Question

a bag contains 7 red marbles, 8 blue marbles and 4 green marbles. if two marbles are drawn out of the bag (without replacement), what is the probability, to the nearest tenth, that both marbles drawn will be red?

Explanation:

Step1: Find total number of marbles

First, we calculate the total number of marbles in the bag. There are 7 red, 8 blue, and 4 green marbles. So the total number of marbles \( n = 7 + 8 + 4 = 19 \).

Step2: Probability of first red marble

The probability of drawing a red marble first is the number of red marbles divided by the total number of marbles. So \( P(\text{first red})=\frac{7}{19} \).

Step3: Probability of second red marble (without replacement)

After drawing one red marble, the number of red marbles left is \( 7 - 1 = 6 \) and the total number of marbles left is \( 19 - 1 = 18 \). So the probability of drawing a red marble second is \( P(\text{second red})=\frac{6}{18} \).

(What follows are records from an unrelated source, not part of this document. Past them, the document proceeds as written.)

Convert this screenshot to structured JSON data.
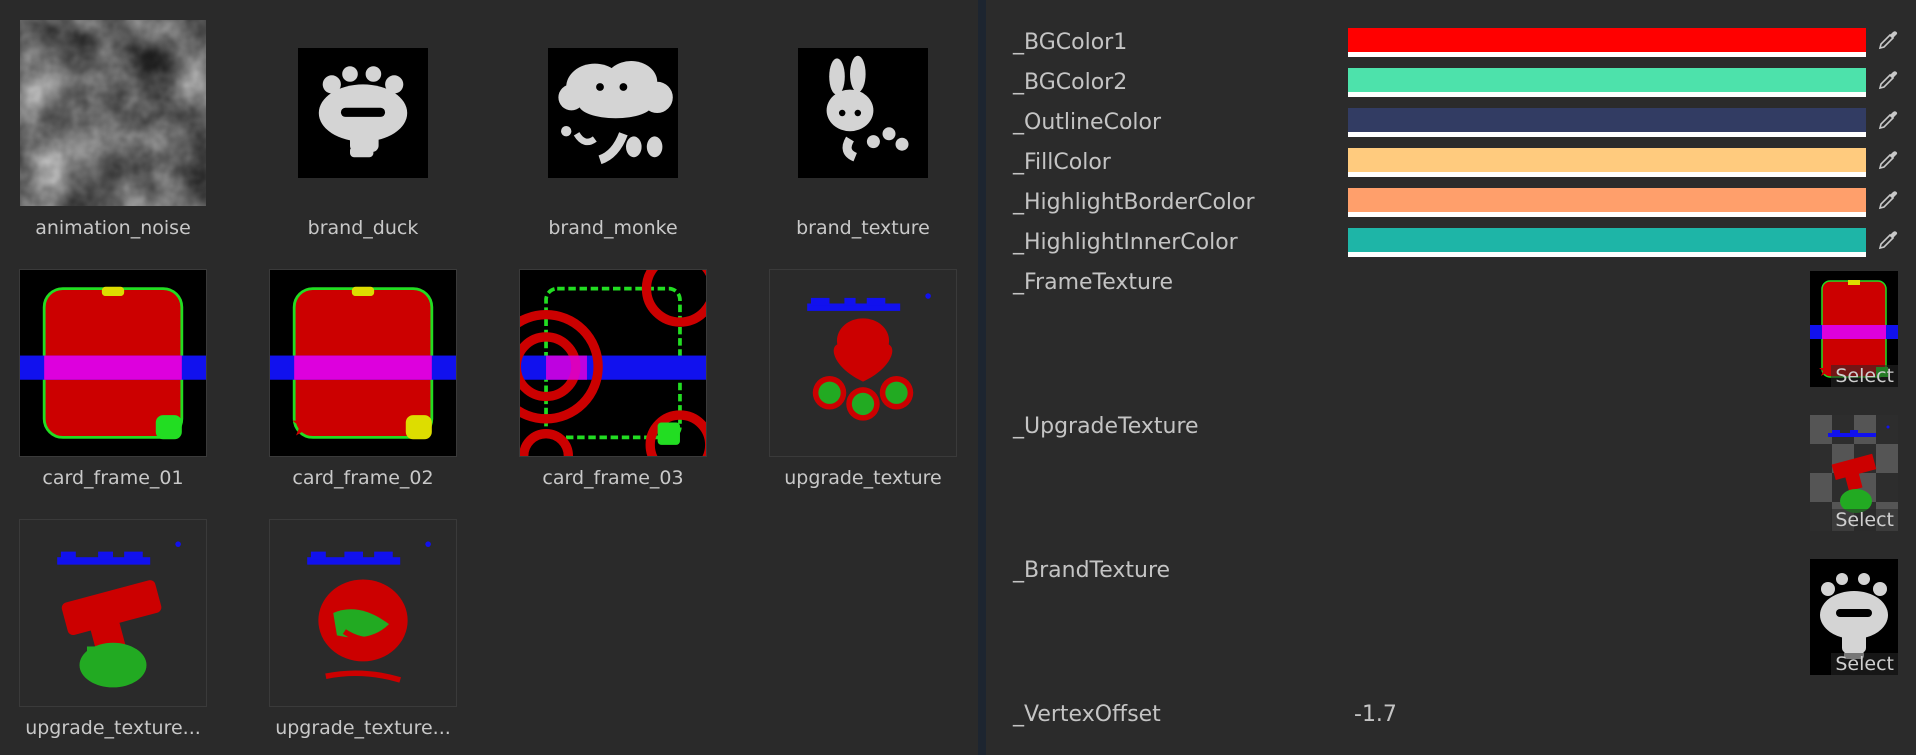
{
  "assets": [
    {
      "label": "animation_noise",
      "thumb": "noise"
    },
    {
      "label": "brand_duck",
      "thumb": "duck"
    },
    {
      "label": "brand_monke",
      "thumb": "monke"
    },
    {
      "label": "brand_texture",
      "thumb": "bunny"
    },
    {
      "label": "card_frame_01",
      "thumb": "frame1"
    },
    {
      "label": "card_frame_02",
      "thumb": "frame2"
    },
    {
      "label": "card_frame_03",
      "thumb": "frame3"
    },
    {
      "label": "upgrade_texture",
      "thumb": "upgrade"
    },
    {
      "label": "upgrade_texture...",
      "thumb": "upgrade2"
    },
    {
      "label": "upgrade_texture...",
      "thumb": "upgrade3"
    }
  ],
  "inspector": {
    "color_props": [
      {
        "label": "_BGColor1",
        "color": "#ff0000"
      },
      {
        "label": "_BGColor2",
        "color": "#4de2ab"
      },
      {
        "label": "_OutlineColor",
        "color": "#323c63"
      },
      {
        "label": "_FillColor",
        "color": "#ffcb7e"
      },
      {
        "label": "_HighlightBorderColor",
        "color": "#ff9f6b"
      },
      {
        "label": "_HighlightInnerColor",
        "color": "#1eb5a7"
      }
    ],
    "texture_props": [
      {
        "label": "_FrameTexture",
        "select": "Select"
      },
      {
        "label": "_UpgradeTexture",
        "select": "Select"
      },
      {
        "label": "_BrandTexture",
        "select": "Select"
      }
    ],
    "float_props": [
      {
        "label": "_VertexOffset",
        "value": "-1.7"
      }
    ]
  }
}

Step4: Probability of both red marbles

Since we want the probability of both events (first red and second red) happening, we multiply the two probabilities. So \( P(\text{both red}) = P(\text{first red}) \times P(\text{second red})=\frac{7}{19}\times\frac{6}{18} \).
Simplify the expression: \( \frac{7\times6}{19\times18}=\frac{42}{342}\approx0.12 \) (rounded to the nearest hundredth).

Answer:

\( 0.12 \)